Over the last two years, thousands of radio stations across the country have received letters claiming that their digital music storage systems violated a patent from a company called Mission Abstract Data. While the patents in question have a checkered history at the Patent Office – after being issued, they were reexamined and their basis questioned, with the Patent Office ultimately agreeing that the patents, as limited through the reexamination, were in fact valid. But that decision was itself challenged by equipment manufacturers whose music systems could infringe on the patent. That further reexamination is still underway. Nevertheless, as that reexamination continues, the company that currently has rights to the patent, Digimedia, has sued four radio station owners in Texas claiming that they are violating these patents controlled by the company. These suits are in addition to a long-pending case against a number of large broadcasters, which has been stayed pending the outcome of the Patent Office reexamination (though the patent holder has asked that the stay be lifted – an argument to be considered later this month). Some observers have suggested that these new suits may be a precursor to other actions to try to convince reluctant broadcasters to take out a license rather than fight a lawsuit.

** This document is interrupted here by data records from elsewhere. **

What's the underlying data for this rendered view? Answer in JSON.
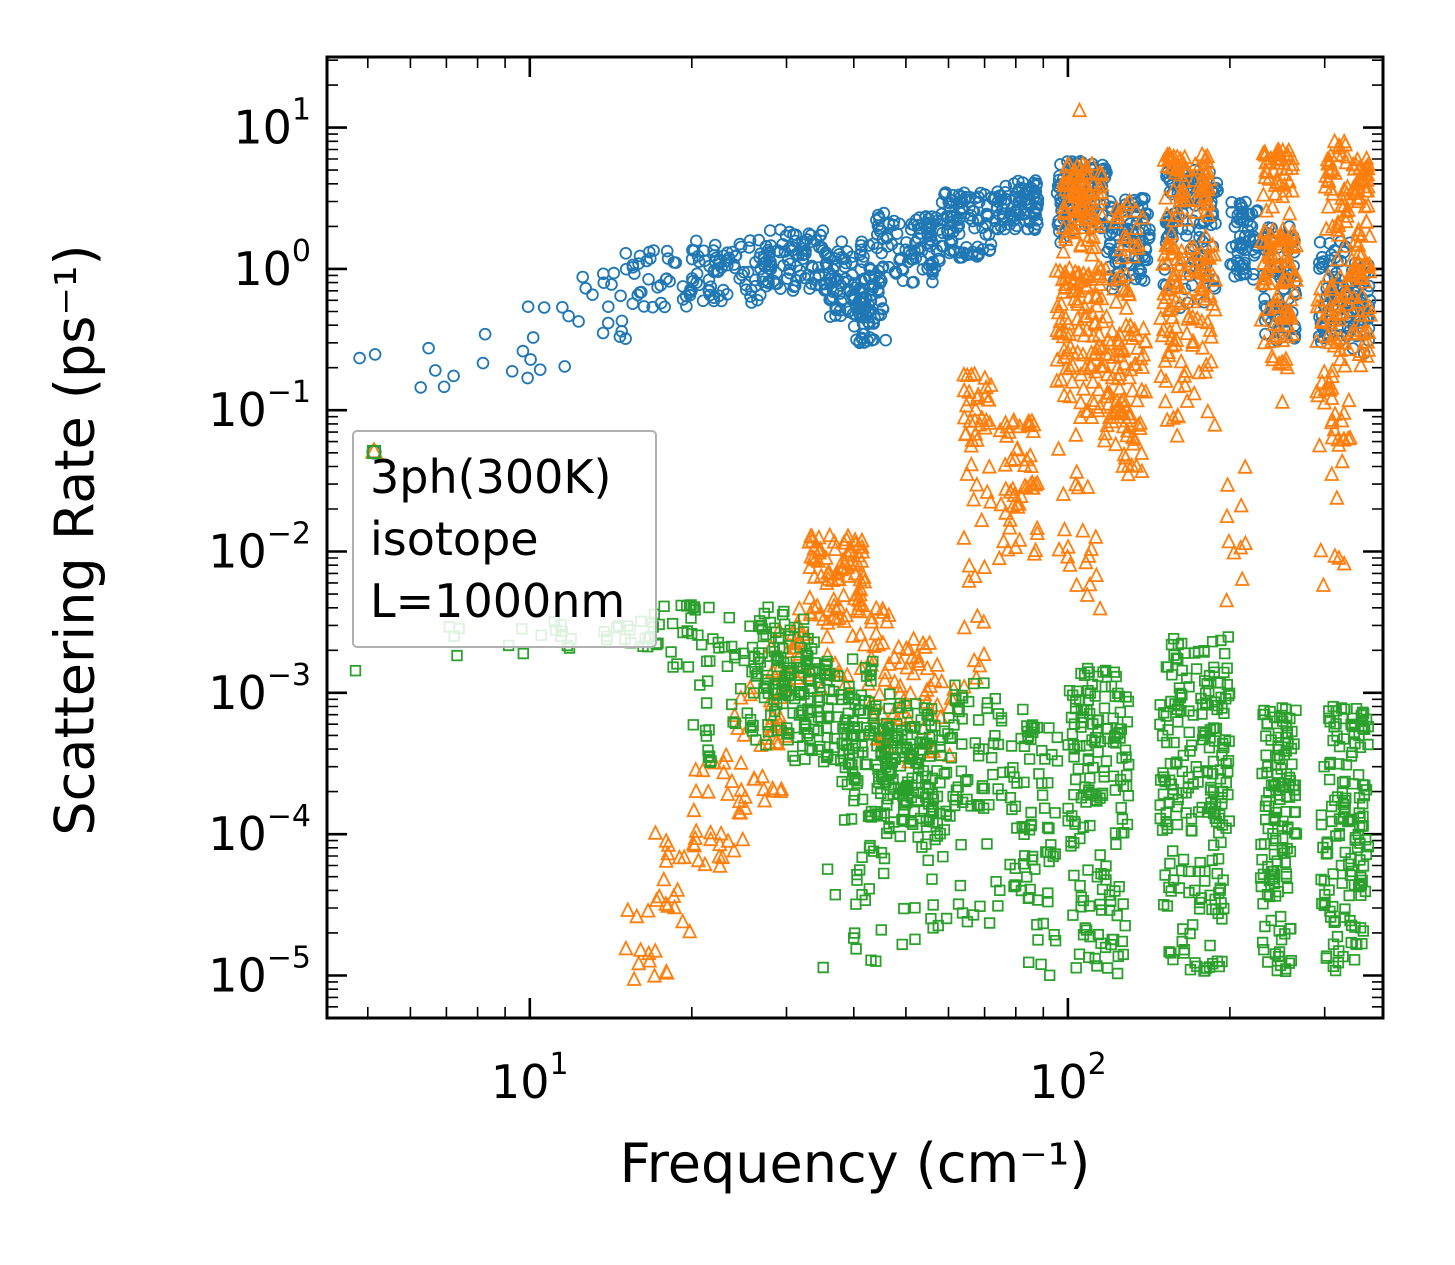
{
  "chart_data": {
    "type": "scatter",
    "title": "",
    "xlabel": "Frequency (cm⁻¹)",
    "ylabel": "Scattering Rate (ps⁻¹)",
    "xscale": "log",
    "yscale": "log",
    "xlim": [
      4.2,
      385
    ],
    "ylim": [
      5e-06,
      31.6
    ],
    "grid": false,
    "tick_base": "10",
    "x_major_tick_exponents": [
      1,
      2
    ],
    "y_major_tick_exponents": [
      -5,
      -4,
      -3,
      -2,
      -1,
      0,
      1
    ],
    "legend_position": "upper-left-inside",
    "cluster_format": [
      "freq_min_cm-1",
      "freq_max_cm-1",
      "rate_min_ps-1",
      "rate_max_ps-1",
      "count",
      "density_bias"
    ],
    "series": [
      {
        "name": "3ph(300K)",
        "marker": "circle",
        "color": "#1f77b4",
        "clusters": [
          [
            4.8,
            5.2,
            0.2,
            0.25,
            2
          ],
          [
            6.2,
            8.2,
            0.13,
            0.33,
            6
          ],
          [
            8.2,
            12,
            0.15,
            0.55,
            12
          ],
          [
            12,
            16,
            0.3,
            0.95,
            18
          ],
          [
            15,
            20,
            0.5,
            1.4,
            35
          ],
          [
            20,
            27,
            0.55,
            1.6,
            70
          ],
          [
            27,
            36,
            0.7,
            1.9,
            100
          ],
          [
            36,
            44,
            0.45,
            1.6,
            90
          ],
          [
            40,
            46,
            0.3,
            0.9,
            45
          ],
          [
            44,
            58,
            0.8,
            2.5,
            100
          ],
          [
            58,
            72,
            1.2,
            3.5,
            90
          ],
          [
            72,
            88,
            1.8,
            4.3,
            85
          ],
          [
            95,
            118,
            1.2,
            5.8,
            110,
            "top"
          ],
          [
            118,
            142,
            0.7,
            3.2,
            95
          ],
          [
            150,
            190,
            0.4,
            5.0,
            120,
            "top"
          ],
          [
            200,
            225,
            0.8,
            3.0,
            60
          ],
          [
            230,
            265,
            0.3,
            2.0,
            80
          ],
          [
            290,
            335,
            0.3,
            1.6,
            70
          ],
          [
            335,
            365,
            0.25,
            1.1,
            45
          ]
        ]
      },
      {
        "name": "isotope",
        "marker": "triangle",
        "color": "#ff7f0e",
        "clusters": [
          [
            15,
            18,
            8e-06,
            4e-05,
            15
          ],
          [
            17,
            21,
            2e-05,
            0.00012,
            20
          ],
          [
            20,
            25,
            5e-05,
            0.0004,
            25
          ],
          [
            24,
            30,
            0.00015,
            0.0012,
            30
          ],
          [
            28,
            34,
            0.0005,
            0.004,
            35
          ],
          [
            33,
            42,
            0.001,
            0.013,
            100,
            "top"
          ],
          [
            42,
            52,
            0.0004,
            0.004,
            45
          ],
          [
            50,
            62,
            0.0003,
            0.0025,
            30
          ],
          [
            64,
            72,
            0.008,
            0.18,
            40,
            "top"
          ],
          [
            64,
            72,
            0.001,
            0.008,
            12
          ],
          [
            74,
            88,
            0.003,
            0.09,
            55,
            "top"
          ],
          [
            95,
            118,
            0.04,
            1.0,
            110,
            "top"
          ],
          [
            98,
            116,
            0.8,
            5.5,
            95,
            "top"
          ],
          [
            104,
            107,
            12.5,
            13.5,
            1
          ],
          [
            95,
            115,
            0.003,
            0.04,
            20
          ],
          [
            118,
            140,
            0.03,
            0.4,
            85
          ],
          [
            120,
            138,
            0.5,
            3.0,
            30
          ],
          [
            148,
            188,
            0.05,
            1.5,
            110,
            "top"
          ],
          [
            150,
            185,
            1.5,
            6.5,
            70,
            "top"
          ],
          [
            196,
            214,
            0.004,
            0.04,
            10
          ],
          [
            228,
            266,
            0.08,
            2.0,
            85,
            "top"
          ],
          [
            230,
            262,
            2.0,
            7.0,
            45,
            "top"
          ],
          [
            290,
            335,
            0.05,
            0.9,
            70
          ],
          [
            300,
            332,
            1.0,
            8.0,
            45,
            "top"
          ],
          [
            292,
            330,
            0.005,
            0.05,
            8
          ],
          [
            336,
            365,
            0.2,
            2.0,
            50
          ],
          [
            338,
            362,
            2.0,
            6.0,
            35,
            "top"
          ]
        ]
      },
      {
        "name": "L=1000nm",
        "marker": "square",
        "color": "#2ca02c",
        "clusters": [
          [
            4.6,
            5.0,
            0.0013,
            0.0015,
            1
          ],
          [
            6,
            12,
            0.0018,
            0.0032,
            12
          ],
          [
            11,
            18,
            0.002,
            0.0036,
            18
          ],
          [
            16,
            24,
            0.0022,
            0.0042,
            25
          ],
          [
            18,
            26,
            0.0014,
            0.0024,
            16
          ],
          [
            19,
            28,
            0.0003,
            0.0013,
            20
          ],
          [
            24,
            34,
            0.0005,
            0.003,
            70
          ],
          [
            26,
            33,
            0.0015,
            0.0045,
            30
          ],
          [
            30,
            44,
            0.0003,
            0.0018,
            110
          ],
          [
            38,
            56,
            0.00012,
            0.001,
            130
          ],
          [
            45,
            62,
            8e-05,
            0.0006,
            90
          ],
          [
            35,
            60,
            1e-05,
            0.0001,
            35
          ],
          [
            60,
            76,
            0.00015,
            0.0012,
            50
          ],
          [
            62,
            75,
            2e-05,
            0.00015,
            12
          ],
          [
            78,
            96,
            3e-05,
            0.0008,
            70
          ],
          [
            80,
            95,
            1e-05,
            3e-05,
            8
          ],
          [
            100,
            130,
            8e-05,
            0.0015,
            120
          ],
          [
            102,
            128,
            1e-05,
            8e-05,
            45
          ],
          [
            148,
            200,
            0.0001,
            0.0025,
            160
          ],
          [
            150,
            195,
            1e-05,
            0.0001,
            60
          ],
          [
            228,
            266,
            4e-05,
            0.0008,
            110
          ],
          [
            230,
            262,
            1e-05,
            4e-05,
            25
          ],
          [
            295,
            362,
            3e-05,
            0.0008,
            120
          ],
          [
            300,
            355,
            1e-05,
            3e-05,
            25
          ]
        ]
      }
    ]
  }
}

Public radio, and other media companies, are also facing another patent claims that may have relevance to many other broadcasters. This claim comes from a company claiming that its technology covers podcasts – as it has a patent from 1996 covering a system that allows for the identification and retrieval of media content is a series automatically as new episodes become available. Current, the magazine of public broadcasting, recently ran an article on that patent, a blog post from EFF – the Electronic Frontier Foundation – lists a number of other prominent podcasters who have been hit by the claim. EFF has been acting as a clearinghouse on the claims, gathering and sharing information among those who have been subject to it.

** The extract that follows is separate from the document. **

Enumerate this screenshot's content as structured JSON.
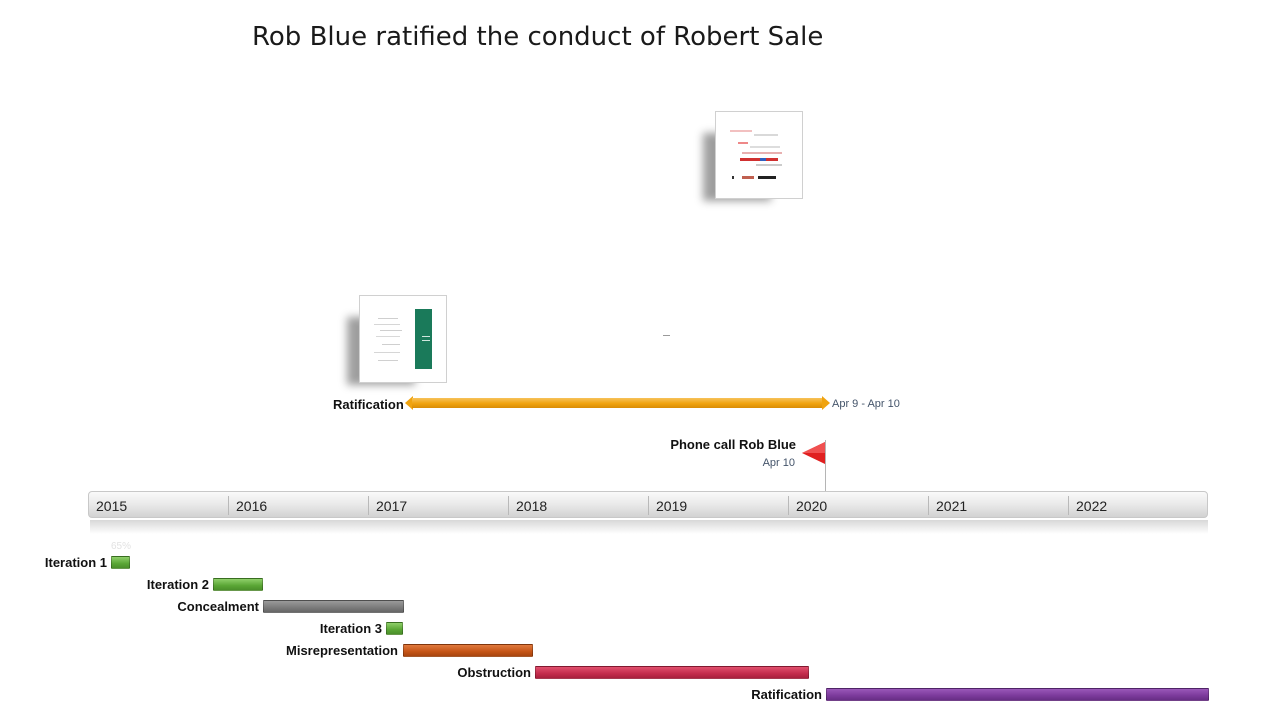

Even the FCC has gotten into the act – though in an area not directly relevant to broadcasters. Last week, the FCC issued a public notice asking what it can do as companies using the E-911 system authorized by the FCC have recently been hit by claims that these systems infringe on a patent and must be licensed.

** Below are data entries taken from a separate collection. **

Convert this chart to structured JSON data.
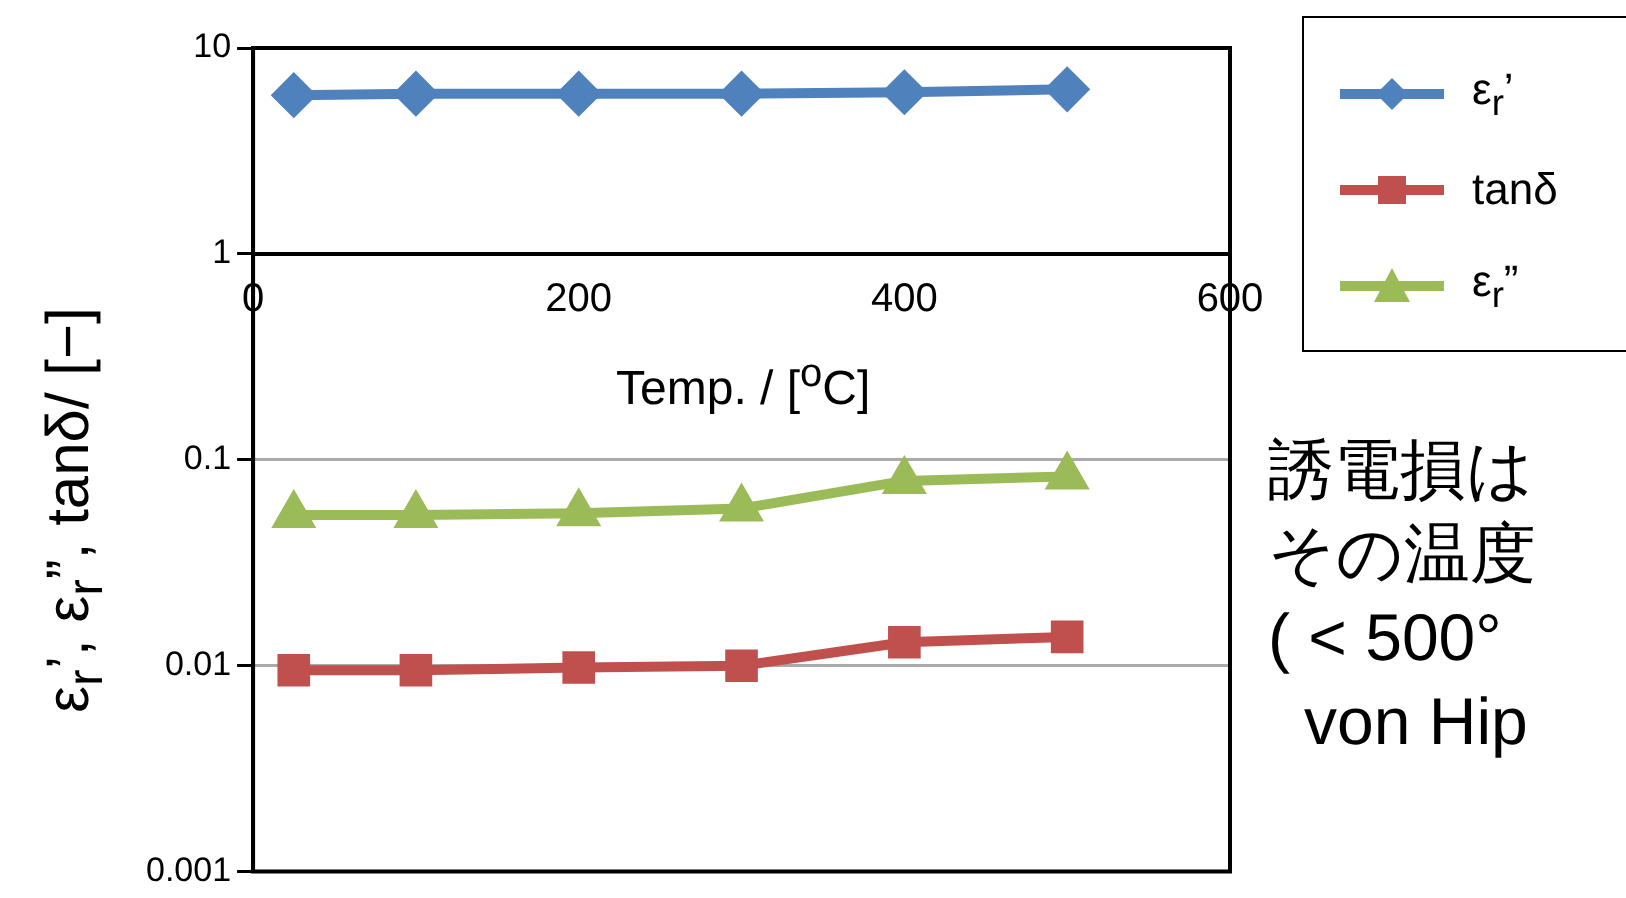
{
  "chart_data": {
    "type": "line",
    "xlabel": "Temp. / [$^{o}$C]",
    "ylabel": "ε$_{r}$’, ε$_{r}$”, tanδ/ [−]",
    "log": "y",
    "xlim": [
      0,
      600
    ],
    "xticks": [
      0,
      200,
      400,
      600
    ],
    "ylim": [
      0.001,
      10
    ],
    "yticks": [
      0.001,
      0.01,
      0.1,
      1,
      10
    ],
    "grid": "y",
    "legend": "top right",
    "line_style": "solid",
    "series": [
      {
        "name": "ε$_{r}$’",
        "color": "#4f81bd",
        "marker": "diamond",
        "x": [
          25,
          100,
          200,
          300,
          400,
          500
        ],
        "values": [
          5.9,
          6.0,
          6.0,
          6.0,
          6.1,
          6.3
        ]
      },
      {
        "name": "tanδ",
        "color": "#c0504d",
        "marker": "square",
        "x": [
          25,
          100,
          200,
          300,
          400,
          500
        ],
        "values": [
          0.0095,
          0.0095,
          0.0098,
          0.01,
          0.013,
          0.0138
        ]
      },
      {
        "name": "ε$_{r}$”",
        "color": "#9bbb59",
        "marker": "triangle",
        "x": [
          25,
          100,
          200,
          300,
          400,
          500
        ],
        "values": [
          0.054,
          0.054,
          0.055,
          0.058,
          0.079,
          0.083
        ]
      }
    ],
    "annotations": [
      "誘電損は",
      "その温度",
      "( < 500°",
      "von Hip"
    ]
  }
}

How can users of technologies that are widely in use, using systems sold by reputable vendors, end up facing these kinds of lawsuits? As we have written before, a patent gives the inventor the right to bring an action against anyone who uses the patent without permission – giving them the right to sue both manufacturers and users. And, under the current system, a patent can be issued to a company or individual who comes up with an invention, even if they are making no attempts to actually use their invention themselves through the manufacture and sale of a product using their technology. Thus, these companies are often called "Patent Assertion Companies," or "Non-Practicing Entities" or, more pejoratively, "patent trolls." In essence, these companies use their "inventions", or ones that they have purchased, not to build or market products, but to obtain licenses from as many users as they can get to sign agreements.
We are not patent attorneys, and the patent law system is one that is very complex. Experts are needed to navigate through the maze of processes and possible defenses that can be raised if you end up at the end of a complaint from one of these companies. As has been the case with the Mission Abstract Data/Digimedia patent, claims can be made at the patent office to invalidate the patent. Engineers can review your systems to make sure that you really infringe on the terms of the patent, as some of these, like the Digimedia patent, have been limited and only cover systems that store and retrieve music in a specified way. Parties may also get together to defend themselves against a patent – if that joint defense does not itself create issues under the antitrust laws or other laws. But, as the suits against the stations in Texas make clear, these claims should not be ignored – as the threats made in the demand letters that many entities receive are real, and can lead to a real legal action.